Unfortunately, a poor variety in demographics of the interviewees limits the transferability of this study. As transferability indicates the degree to which the findings can be converted to other contexts or other research subjects (Korstjens and Moser, 2018: 120). The inconvenience of snowball sampling is that of the ten interviewees only one female refugee participated in the study. Literature suggests otherwise: slightly less than half of all refugees are female (Farhat and others, 2018: 1). Furthermore, eight of my participants were from a Syrian city and two from rural areas. Research illustrates that just a little more than 50% of Syrian refugees are from cities (Farhat and others, 2018: 4). What was even more interesting is that the female respondent was able to express her emotions in a more detailed manner. This could indicate how gender expressions and performance are constructed and how wellbeing is also gendered, but since the variety in gender is very poor conclusions cannot be made. However, it gives a glimpse of the complexities of how to theorize on and what methodology to use for the politics of emotions, feelings and sensing (Zalewski, 2015: 43). Another issue is that, while the findings are from refugees that fled Syria between 1999 and 2017, there is no data on the wellbeing of refugees fleeing between 2017 and 2020 towards the Netherlands.

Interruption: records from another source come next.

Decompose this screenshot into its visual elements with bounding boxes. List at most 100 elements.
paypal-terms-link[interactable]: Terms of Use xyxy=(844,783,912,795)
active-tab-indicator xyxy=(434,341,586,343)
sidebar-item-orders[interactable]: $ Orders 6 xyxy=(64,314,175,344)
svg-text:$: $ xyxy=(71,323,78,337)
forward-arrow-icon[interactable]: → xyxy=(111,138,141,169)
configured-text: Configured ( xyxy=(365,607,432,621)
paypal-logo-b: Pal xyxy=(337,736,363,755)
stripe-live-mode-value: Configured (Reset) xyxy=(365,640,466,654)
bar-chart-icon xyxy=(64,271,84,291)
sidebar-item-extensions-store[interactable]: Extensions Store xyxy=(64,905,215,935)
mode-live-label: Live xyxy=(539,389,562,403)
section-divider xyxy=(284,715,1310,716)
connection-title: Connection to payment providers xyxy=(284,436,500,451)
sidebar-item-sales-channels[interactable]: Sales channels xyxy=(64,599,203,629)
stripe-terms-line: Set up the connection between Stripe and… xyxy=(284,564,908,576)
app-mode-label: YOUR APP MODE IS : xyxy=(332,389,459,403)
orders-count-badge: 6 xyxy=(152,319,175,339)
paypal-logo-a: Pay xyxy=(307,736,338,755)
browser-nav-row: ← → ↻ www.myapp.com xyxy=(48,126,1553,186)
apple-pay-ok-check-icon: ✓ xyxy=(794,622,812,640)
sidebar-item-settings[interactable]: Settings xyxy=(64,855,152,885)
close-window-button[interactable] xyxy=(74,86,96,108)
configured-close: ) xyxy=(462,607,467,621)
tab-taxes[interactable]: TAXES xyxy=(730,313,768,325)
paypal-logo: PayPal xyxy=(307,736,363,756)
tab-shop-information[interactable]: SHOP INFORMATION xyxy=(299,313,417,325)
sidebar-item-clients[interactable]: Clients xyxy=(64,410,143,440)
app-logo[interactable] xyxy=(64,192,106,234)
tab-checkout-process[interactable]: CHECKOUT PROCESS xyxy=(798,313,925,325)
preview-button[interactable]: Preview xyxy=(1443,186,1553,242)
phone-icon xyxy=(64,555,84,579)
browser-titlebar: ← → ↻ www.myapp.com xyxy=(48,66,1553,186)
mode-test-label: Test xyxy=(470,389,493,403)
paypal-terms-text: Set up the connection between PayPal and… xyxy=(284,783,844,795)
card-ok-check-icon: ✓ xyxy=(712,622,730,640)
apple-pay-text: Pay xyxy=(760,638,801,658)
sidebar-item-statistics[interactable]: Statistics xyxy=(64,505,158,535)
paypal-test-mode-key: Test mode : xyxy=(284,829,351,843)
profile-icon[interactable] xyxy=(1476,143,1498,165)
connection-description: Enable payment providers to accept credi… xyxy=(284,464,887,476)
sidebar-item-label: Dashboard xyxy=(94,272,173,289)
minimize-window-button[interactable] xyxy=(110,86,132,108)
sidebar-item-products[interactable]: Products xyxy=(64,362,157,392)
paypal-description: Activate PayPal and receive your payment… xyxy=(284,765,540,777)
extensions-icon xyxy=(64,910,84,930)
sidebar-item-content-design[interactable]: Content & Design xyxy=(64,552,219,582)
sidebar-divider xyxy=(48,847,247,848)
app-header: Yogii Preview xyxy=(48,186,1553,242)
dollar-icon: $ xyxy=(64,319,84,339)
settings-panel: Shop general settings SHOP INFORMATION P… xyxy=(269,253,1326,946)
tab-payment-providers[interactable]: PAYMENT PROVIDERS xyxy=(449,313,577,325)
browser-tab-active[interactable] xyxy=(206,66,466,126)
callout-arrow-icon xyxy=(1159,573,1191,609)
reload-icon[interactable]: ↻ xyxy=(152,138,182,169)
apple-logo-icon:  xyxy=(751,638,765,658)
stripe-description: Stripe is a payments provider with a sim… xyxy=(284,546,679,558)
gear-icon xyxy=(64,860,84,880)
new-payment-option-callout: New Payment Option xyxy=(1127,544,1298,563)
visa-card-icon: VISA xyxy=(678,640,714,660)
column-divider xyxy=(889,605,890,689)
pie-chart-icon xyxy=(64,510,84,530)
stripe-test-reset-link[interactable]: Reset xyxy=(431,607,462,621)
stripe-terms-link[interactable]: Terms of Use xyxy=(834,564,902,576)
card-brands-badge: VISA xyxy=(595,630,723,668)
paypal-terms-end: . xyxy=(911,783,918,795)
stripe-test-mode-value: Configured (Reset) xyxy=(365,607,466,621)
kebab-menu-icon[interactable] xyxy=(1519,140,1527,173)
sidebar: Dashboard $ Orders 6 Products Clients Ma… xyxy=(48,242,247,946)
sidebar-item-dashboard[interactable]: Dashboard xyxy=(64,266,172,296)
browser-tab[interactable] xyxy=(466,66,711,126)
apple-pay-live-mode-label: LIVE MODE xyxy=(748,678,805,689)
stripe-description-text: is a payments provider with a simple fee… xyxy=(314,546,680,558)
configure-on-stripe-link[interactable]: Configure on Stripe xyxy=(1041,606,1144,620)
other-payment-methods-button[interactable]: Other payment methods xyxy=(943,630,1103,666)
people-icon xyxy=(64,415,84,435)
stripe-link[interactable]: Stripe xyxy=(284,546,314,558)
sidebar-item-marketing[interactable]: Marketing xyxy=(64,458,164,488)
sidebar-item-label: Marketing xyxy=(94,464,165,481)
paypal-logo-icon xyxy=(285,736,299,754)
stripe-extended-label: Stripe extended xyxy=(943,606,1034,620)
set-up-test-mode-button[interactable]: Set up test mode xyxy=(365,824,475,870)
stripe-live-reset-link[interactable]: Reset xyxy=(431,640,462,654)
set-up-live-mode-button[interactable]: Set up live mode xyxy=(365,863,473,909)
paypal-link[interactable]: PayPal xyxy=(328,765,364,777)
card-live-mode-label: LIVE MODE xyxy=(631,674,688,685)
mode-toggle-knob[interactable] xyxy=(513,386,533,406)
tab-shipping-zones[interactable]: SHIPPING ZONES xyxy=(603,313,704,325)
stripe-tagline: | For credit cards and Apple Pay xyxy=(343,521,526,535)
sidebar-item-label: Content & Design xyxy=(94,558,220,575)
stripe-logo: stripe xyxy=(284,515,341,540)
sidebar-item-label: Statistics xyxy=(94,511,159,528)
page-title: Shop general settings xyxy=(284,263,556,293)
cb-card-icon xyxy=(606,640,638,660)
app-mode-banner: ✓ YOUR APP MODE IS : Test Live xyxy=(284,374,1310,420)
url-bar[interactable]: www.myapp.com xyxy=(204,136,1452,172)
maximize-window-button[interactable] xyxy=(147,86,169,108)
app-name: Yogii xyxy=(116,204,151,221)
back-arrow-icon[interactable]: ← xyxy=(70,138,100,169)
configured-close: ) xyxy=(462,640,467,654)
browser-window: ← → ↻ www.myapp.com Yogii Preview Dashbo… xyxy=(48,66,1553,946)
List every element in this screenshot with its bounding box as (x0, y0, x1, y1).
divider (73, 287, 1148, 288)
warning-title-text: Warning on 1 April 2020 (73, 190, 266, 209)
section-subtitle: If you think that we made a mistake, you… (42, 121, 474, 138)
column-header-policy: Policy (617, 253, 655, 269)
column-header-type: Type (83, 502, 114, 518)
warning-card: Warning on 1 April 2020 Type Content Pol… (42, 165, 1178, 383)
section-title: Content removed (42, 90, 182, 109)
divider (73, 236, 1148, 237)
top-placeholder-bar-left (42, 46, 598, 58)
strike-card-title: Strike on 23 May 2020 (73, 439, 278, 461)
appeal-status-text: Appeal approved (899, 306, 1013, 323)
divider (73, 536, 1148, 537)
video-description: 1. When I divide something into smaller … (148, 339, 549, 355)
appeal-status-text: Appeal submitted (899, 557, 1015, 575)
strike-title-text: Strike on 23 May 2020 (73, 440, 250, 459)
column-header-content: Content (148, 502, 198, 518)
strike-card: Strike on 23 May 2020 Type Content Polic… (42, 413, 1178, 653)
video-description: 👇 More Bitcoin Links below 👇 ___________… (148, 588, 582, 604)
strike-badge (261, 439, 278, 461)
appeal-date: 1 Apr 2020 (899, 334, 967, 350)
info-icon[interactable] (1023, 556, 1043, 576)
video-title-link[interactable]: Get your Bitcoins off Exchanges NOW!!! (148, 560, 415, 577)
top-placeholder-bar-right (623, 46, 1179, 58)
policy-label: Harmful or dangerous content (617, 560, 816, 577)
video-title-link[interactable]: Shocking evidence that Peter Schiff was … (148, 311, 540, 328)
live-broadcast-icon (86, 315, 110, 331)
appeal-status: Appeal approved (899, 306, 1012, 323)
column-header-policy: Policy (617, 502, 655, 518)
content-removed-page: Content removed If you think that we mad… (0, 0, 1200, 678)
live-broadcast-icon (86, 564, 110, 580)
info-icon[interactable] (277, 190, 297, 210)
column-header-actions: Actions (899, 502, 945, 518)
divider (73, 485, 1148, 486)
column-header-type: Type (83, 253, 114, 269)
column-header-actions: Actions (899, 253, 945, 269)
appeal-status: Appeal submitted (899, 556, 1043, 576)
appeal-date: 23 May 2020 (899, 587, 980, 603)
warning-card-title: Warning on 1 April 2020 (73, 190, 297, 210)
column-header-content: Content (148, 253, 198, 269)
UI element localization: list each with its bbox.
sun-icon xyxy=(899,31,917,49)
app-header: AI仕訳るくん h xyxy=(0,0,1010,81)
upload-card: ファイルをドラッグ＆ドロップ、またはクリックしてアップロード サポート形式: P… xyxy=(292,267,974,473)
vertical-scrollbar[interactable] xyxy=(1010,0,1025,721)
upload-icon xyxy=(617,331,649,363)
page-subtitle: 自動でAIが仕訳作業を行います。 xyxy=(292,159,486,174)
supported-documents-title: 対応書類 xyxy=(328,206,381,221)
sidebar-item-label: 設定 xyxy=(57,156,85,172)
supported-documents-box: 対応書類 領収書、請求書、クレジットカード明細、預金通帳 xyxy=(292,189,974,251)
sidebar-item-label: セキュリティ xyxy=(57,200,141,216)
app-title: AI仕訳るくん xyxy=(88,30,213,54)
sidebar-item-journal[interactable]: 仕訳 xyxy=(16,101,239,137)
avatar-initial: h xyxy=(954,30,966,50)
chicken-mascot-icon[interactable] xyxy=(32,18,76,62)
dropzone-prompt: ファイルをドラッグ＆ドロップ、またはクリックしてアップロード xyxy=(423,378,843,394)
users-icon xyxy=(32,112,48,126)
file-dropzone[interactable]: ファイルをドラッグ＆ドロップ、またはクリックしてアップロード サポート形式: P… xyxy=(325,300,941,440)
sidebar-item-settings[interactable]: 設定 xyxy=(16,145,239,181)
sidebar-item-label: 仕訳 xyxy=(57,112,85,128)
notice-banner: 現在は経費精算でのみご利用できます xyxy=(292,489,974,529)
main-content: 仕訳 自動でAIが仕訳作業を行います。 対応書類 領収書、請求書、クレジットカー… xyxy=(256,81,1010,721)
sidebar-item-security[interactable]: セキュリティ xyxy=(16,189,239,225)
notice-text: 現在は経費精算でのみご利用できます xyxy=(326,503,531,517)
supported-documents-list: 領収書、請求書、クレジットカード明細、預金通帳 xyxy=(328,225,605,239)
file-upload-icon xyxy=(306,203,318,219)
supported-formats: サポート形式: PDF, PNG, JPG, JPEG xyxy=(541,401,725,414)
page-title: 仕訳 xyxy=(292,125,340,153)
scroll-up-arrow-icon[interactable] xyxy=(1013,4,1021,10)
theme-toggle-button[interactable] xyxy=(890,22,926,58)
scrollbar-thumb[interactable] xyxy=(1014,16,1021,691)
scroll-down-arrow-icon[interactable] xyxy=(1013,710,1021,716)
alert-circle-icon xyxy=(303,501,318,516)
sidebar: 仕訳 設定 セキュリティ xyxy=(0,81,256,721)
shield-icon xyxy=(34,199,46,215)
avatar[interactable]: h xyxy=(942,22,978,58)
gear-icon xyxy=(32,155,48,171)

To a certain extent, this distorts the results on how the EU border regime affects the wellbeing of refugees in transit to the Netherlands because in the last couple of years the external EU borders fortified even more with policies and procedures that are harsher on refugees seeking for protection. Nonetheless, biased knowledge is preferred above a lack of knowledge of vulnerable minorities as long as the researcher is aware of the bias and mentions it. To quote Sydor (2013: 36):

“In the end, to address the needs of those individuals and groups who are oppressed or marginalized, social justice researchers have a responsibility to consider using strategies such as snowball sampling because perhaps “biased information is better than none.”